Quand la spéculation financière frappe les localités

Avant, il y avait des banques publiques comme la CGER (Caisse générale d’épargne et de retraite), le Crédit communal ou le Crédit à l’Industrie. Ces banques fonctionnaient et réalisaient même des profits, mais le gouvernement a estimé nécessaire de les transférer au secteur privé qui allait soi-disant leur permettre de mieux fonctionner.

Le Crédit communal était le financier (le prêteur) des communes. Mais après sa vente, le Crédit communal est devenu Dexia et les communes devaient s’adresser à la nouvelle banque privée. Cette dernière, tout comme les autres banques, spéculait en bourse, rémunérait excessivement ses PDG et débordait d’options et d’actions spéculatives.

Les dividendes augmentaient, les limites du possible étaient sans cesse repoussées et les communes étaient satisfaites. Comme tout tournait à merveille, personne ne se souciait de rien. Enfin, en tout cas jusqu’au moment où il s’est avéré que Dexia était elle aussi bourrée de dettes à cause de crédits et d’actifs toxiques. L’argent public avait été utilisé pour la spéculation, puis est arrivée la crise du secteur bancaire de 2008.

Un problème de coûts des pensions?

Le principe des statuts dans la fonction publique est basé sur celui de continuité. L’administration publique ne peut pas dépendre du parti politique qui détient provisoirement la majorité et doit être protégée de l’arbitraire politique. Vu que les statutaires ne peuvent (en principe) pas être licenciés, ils n’étaient pas catégorisés dans le même système de transfert de fonds que les travailleurs du secteur privé. Le gouvernement a donc créé une mutualité et un système de pensions propres aux fonctionnaires.
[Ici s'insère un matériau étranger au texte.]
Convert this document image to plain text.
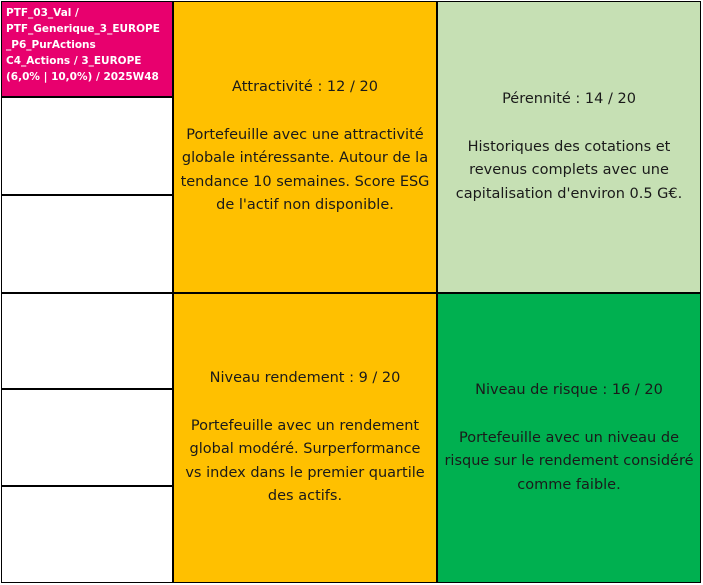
PTF_03_Val /
PTF_Generique_3_EUROPE
_P6_PurActions
C4_Actions / 3_EUROPE
(6,0% | 10,0%) / 2025W48
Attractivité : 12 / 20
Portefeuille avec une attractivité globale intéressante. Autour de la tendance 10 semaines. Score ESG de l'actif non disponible.
Pérennité : 14 / 20
Historiques des cotations et revenus complets avec une capitalisation d'environ 0.5 G€.
Niveau rendement : 9 / 20
Portefeuille avec un rendement global modéré. Surperformance vs index dans le premier quartile des actifs.
Niveau de risque : 16 / 20
Portefeuille avec un niveau de risque sur le rendement considéré comme faible.
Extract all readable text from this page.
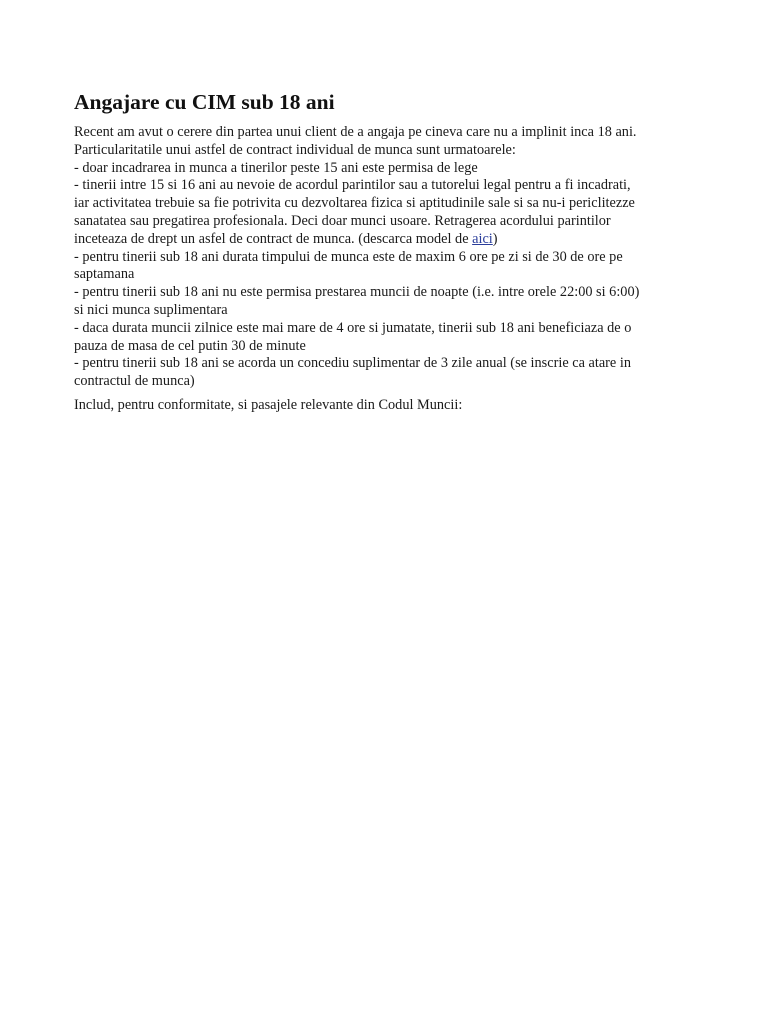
Angajare cu CIM sub 18 ani
Recent am avut o cerere din partea unui client de a angaja pe cineva care nu a implinit inca 18 ani.
Particularitatile unui astfel de contract individual de munca sunt urmatoarele:
- doar incadrarea in munca a tinerilor peste 15 ani este permisa de lege
- tinerii intre 15 si 16 ani au nevoie de acordul parintilor sau a tutorelui legal pentru a fi incadrati,
iar activitatea trebuie sa fie potrivita cu dezvoltarea fizica si aptitudinile sale si sa nu-i periclitezze
sanatatea sau pregatirea profesionala. Deci doar munci usoare. Retragerea acordului parintilor
inceteaza de drept un asfel de contract de munca. (descarca model de aici)
- pentru tinerii sub 18 ani durata timpului de munca este de maxim 6 ore pe zi si de 30 de ore pe
saptamana
- pentru tinerii sub 18 ani nu este permisa prestarea muncii de noapte (i.e. intre orele 22:00 si 6:00)
si nici munca suplimentara
- daca durata muncii zilnice este mai mare de 4 ore si jumatate, tinerii sub 18 ani beneficiaza de o
pauza de masa de cel putin 30 de minute
- pentru tinerii sub 18 ani se acorda un concediu suplimentar de 3 zile anual (se inscrie ca atare in
contractul de munca)

Includ, pentru conformitate, si pasajele relevante din Codul Muncii:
Ces dernières décennies, on n’a pas gardé beaucoup de statutaires. Le secteur local a constitué le laboratoire de toutes formes d’emplois alternatifs. En 1976, au moment où j’ai commencé mon travail dans une administration locale, 90% des fonctionnaires étaient statutaires. Aujourd’hui, il n’en reste qu’un tiers environ.

Entretemps, la plupart des communes ont transféré des services pour lesquels elles étaient précédemment compétentes au secteur privé. Dans le temps, il y avait des services publics de nettoyage, des services de distribution d’eau, etc. dans à peu près toutes les villes. Gand avait même une entreprise de gaz et d’électricité tandis qu’Anvers avait une capitainerie portuaire publique. A côté de tout ça, il y avait l’entretien des parcs et des espaces verts, des parkings propres, du personnel de nettoyage,… Il ne reste aujourd’hui pas grand-chose de tout cela. L’externalisation est devenue la règle et tout ce qui n’est pas externalisé devient une ‘‘entreprise publique autonome’’ ou une ‘‘ASBL’’. Même si la tendance est plus marquée en Flandre, Bruxelles et la Wallonie n’ont pas été épargnés par le phénomène.

Comme dans le secteur privé, il existe dans le secteur public un système de répartition où la population active paye les pensionnés d’aujourd’hui. Vu que le nombre de statutaires diminue, le nombre d’actifs qui payent pour les pensions a diminué. Ainsi, les fonds de pension s’épuisent. Cela n’a rien à voir avec les ‘‘coûts des pensions’’, il s’agit d’une conséquence directe du démantèlement du statut.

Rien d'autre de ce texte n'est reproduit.